Quinn Read, director of Northwest programs for Defenders of Wildlife, issued this statement:
“With southern resident orcas on the brink of extinction, there is no time to waste. Restoring salmon runs by breaching the four lower Snake River dams is necessary to put orcas back on the path towards survival, but to do this, we all need to work together. The Northwest doesn’t have to choose between orcas and clean energy. We can ensure a future for both wildlife and rural communities by working with stakeholders across the region to create a comprehensive plan that meets everyone’s needs. It’s time for our elected officials to step in and do what the Trump administration won’t and create a wholistic plan that restores the Snake River before we lose these orcas forever.”
Dam management in the Columbia River Basin
· There are several federal agencies that manage the dams on the Columbia and Snake Rivers: the Bonneville Power Administration, which markets the energy from the dams to electric utilities; and the Army Corps of Engineers and the Bureau of Reclamation, which operate and maintain the infrastructure of the dams.
· These agencies were ordered by a federal court to produce an Environmental Impact Statement updating the management of 14 federal dams in the Columbia Basin, which includes the four lower Snake River dams. This requirement is the result of decades-long litigation regarding the effect these federal dams have on salmon. Several organizations, including Native American tribes, environmental groups and fishing organizations, have repeatedly challenged the lack of a legal salmon recovery program.
· One of the leading causes of the decrease in Chinook salmon are the existence of hydroelectric dams in the Columbia River Basin, which includes four dams on the lower Snake River. These dams directly affect salmon runs by providing physical barriers to both adult salmon returning to the river to spawn and juvenile salmon migrating to the ocean.

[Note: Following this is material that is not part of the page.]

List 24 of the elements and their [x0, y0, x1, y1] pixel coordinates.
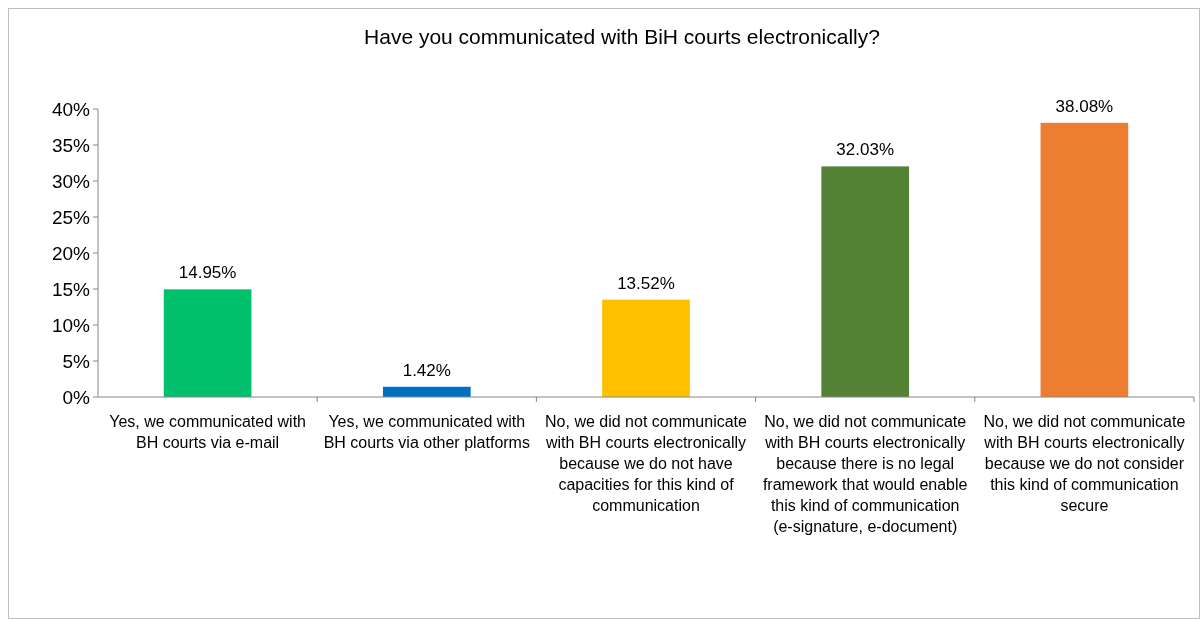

· The lower Snake River is the largest tributary of the Columbia River. Before Europeans began colonizing the region in the early 1800s, roughly half of all the salmon returning to the mouth of the Columbia River were bound for the Snake River.

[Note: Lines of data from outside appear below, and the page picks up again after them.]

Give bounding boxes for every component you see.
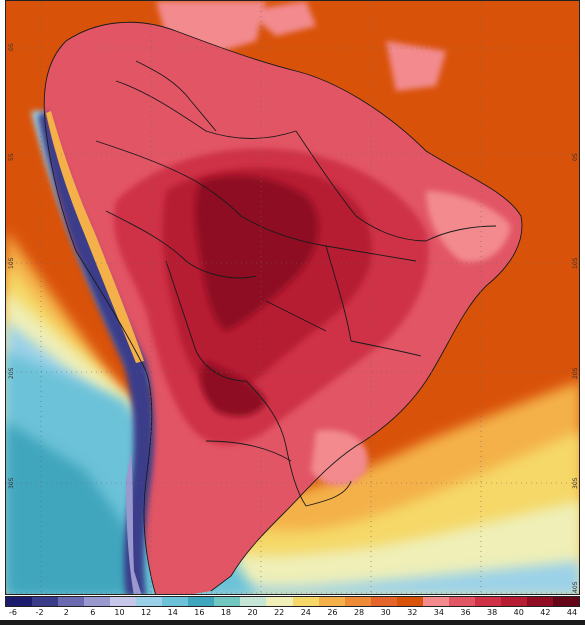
- colorbar-swatch: [396, 597, 423, 606]
- colorbar-swatch: [500, 597, 527, 606]
- colorbar-swatch: [474, 597, 501, 606]
- colorbar-tick-label: 10: [114, 608, 125, 617]
- latitude-label-left: 20S: [8, 367, 15, 379]
- colorbar-swatch: [370, 597, 397, 606]
- ocean-band-deep-teal: [6, 421, 146, 594]
- colorbar-swatch: [6, 597, 33, 606]
- andes-cold-spine: [38, 111, 155, 594]
- colorbar-tick-label: 22: [274, 608, 285, 617]
- patagonia-cold: [126, 451, 142, 594]
- colorbar-tick-labels: -6 -2 2 6 10 12 14 16 18 20 22 24 26 28 30 32 34 36 38 40 42…: [5, 608, 580, 620]
- colorbar-swatch: [136, 597, 163, 606]
- colorbar-tick-label: 36: [460, 608, 471, 617]
- colorbar-tick-label: 42: [540, 608, 551, 617]
- colorbar-swatch: [318, 597, 345, 606]
- latitude-label-left: 10S: [8, 257, 15, 269]
- latitude-label-right: 20S: [572, 367, 579, 379]
- temperature-map: 0S 5S 10S 20S 30S 0S 10S 20S 30S 40S: [5, 0, 580, 595]
- colorbar-tick-label: -6: [9, 608, 17, 617]
- colorbar-swatch: [110, 597, 137, 606]
- colorbar-swatch: [266, 597, 293, 606]
- colorbar-tick-label: 6: [90, 608, 96, 617]
- colorbar-tick-label: 18: [220, 608, 232, 617]
- colorbar-tick-label: 40: [513, 608, 524, 617]
- colorbar-tick-label: 38: [487, 608, 498, 617]
- colorbar-swatch: [344, 597, 371, 606]
- latitude-label-right: 10S: [572, 257, 579, 269]
- latitude-label-left: 30S: [8, 477, 15, 489]
- colorbar-tick-label: 2: [63, 608, 69, 617]
- colorbar-tick-label: 26: [327, 608, 338, 617]
- temperature-colorbar: [5, 596, 580, 607]
- colorbar-tick-label: 30: [380, 608, 391, 617]
- colorbar-swatch: [448, 597, 475, 606]
- colorbar-tick-label: 34: [433, 608, 444, 617]
- colorbar-tick-label: 28: [353, 608, 365, 617]
- colorbar-tick-label: 14: [167, 608, 178, 617]
- colorbar-swatch: [292, 597, 319, 606]
- bottom-border: [0, 620, 585, 625]
- latitude-label-right: 40S: [572, 581, 579, 593]
- colorbar-tick-label: 32: [407, 608, 418, 617]
- latitude-label-left: 5S: [8, 153, 15, 161]
- map-canvas: [6, 1, 579, 594]
- graticule: [6, 1, 579, 594]
- colorbar-swatch: [32, 597, 59, 606]
- colorbar-swatch: [214, 597, 241, 606]
- colorbar-tick-label: 24: [300, 608, 311, 617]
- latitude-label-right: 0S: [572, 153, 579, 161]
- colorbar-swatch: [526, 597, 553, 606]
- colorbar-swatch: [552, 597, 580, 606]
- colorbar-swatch: [84, 597, 111, 606]
- colorbar-swatch: [240, 597, 267, 606]
- colorbar-swatch: [188, 597, 215, 606]
- latitude-label-right: 30S: [572, 477, 579, 489]
- ocean-pink-patch: [386, 41, 446, 91]
- latitude-label-left: 0S: [8, 43, 15, 51]
- colorbar-tick-label: 12: [141, 608, 152, 617]
- andes-foothill-warm: [46, 111, 144, 363]
- colorbar-swatch: [422, 597, 449, 606]
- colorbar-tick-label: 16: [194, 608, 205, 617]
- land-extreme-region-south: [200, 361, 266, 417]
- colorbar-swatch: [58, 597, 85, 606]
- colorbar-tick-label: 20: [247, 608, 258, 617]
- colorbar-swatch: [162, 597, 189, 606]
- colorbar-tick-label: 44: [566, 608, 578, 617]
- country-borders: [43, 21, 523, 594]
- land-extreme-region: [195, 176, 319, 331]
- colorbar-tick-label: -2: [35, 608, 44, 617]
- ocean-pink-patch: [246, 1, 316, 36]
- land-mild-northeast: [426, 191, 511, 262]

Dam removal and southern resident orcas
· Southern resident orcas are critically endangered, with only 72 left in the wild.
· These orcas, which live off the West coast, are facing extinction because their primary food source, Chinook salmon, have declined across the Northwest.
· While these once-epic salmon runs are a shadow of what they once were, salmon scientists have suggested that removing the four dams on the lower Snake River could recover these threatened salmon runs, resulting in approximately 1 million adult Chinook salmon returning to the mouth of the Columbia River every year.
· This would provide orcas with a substantial and critical source of food in their winter habitat range (the west coast of the U.S.). Leading orca scientists have said that orca recovery may be impossible if these dams are not removed.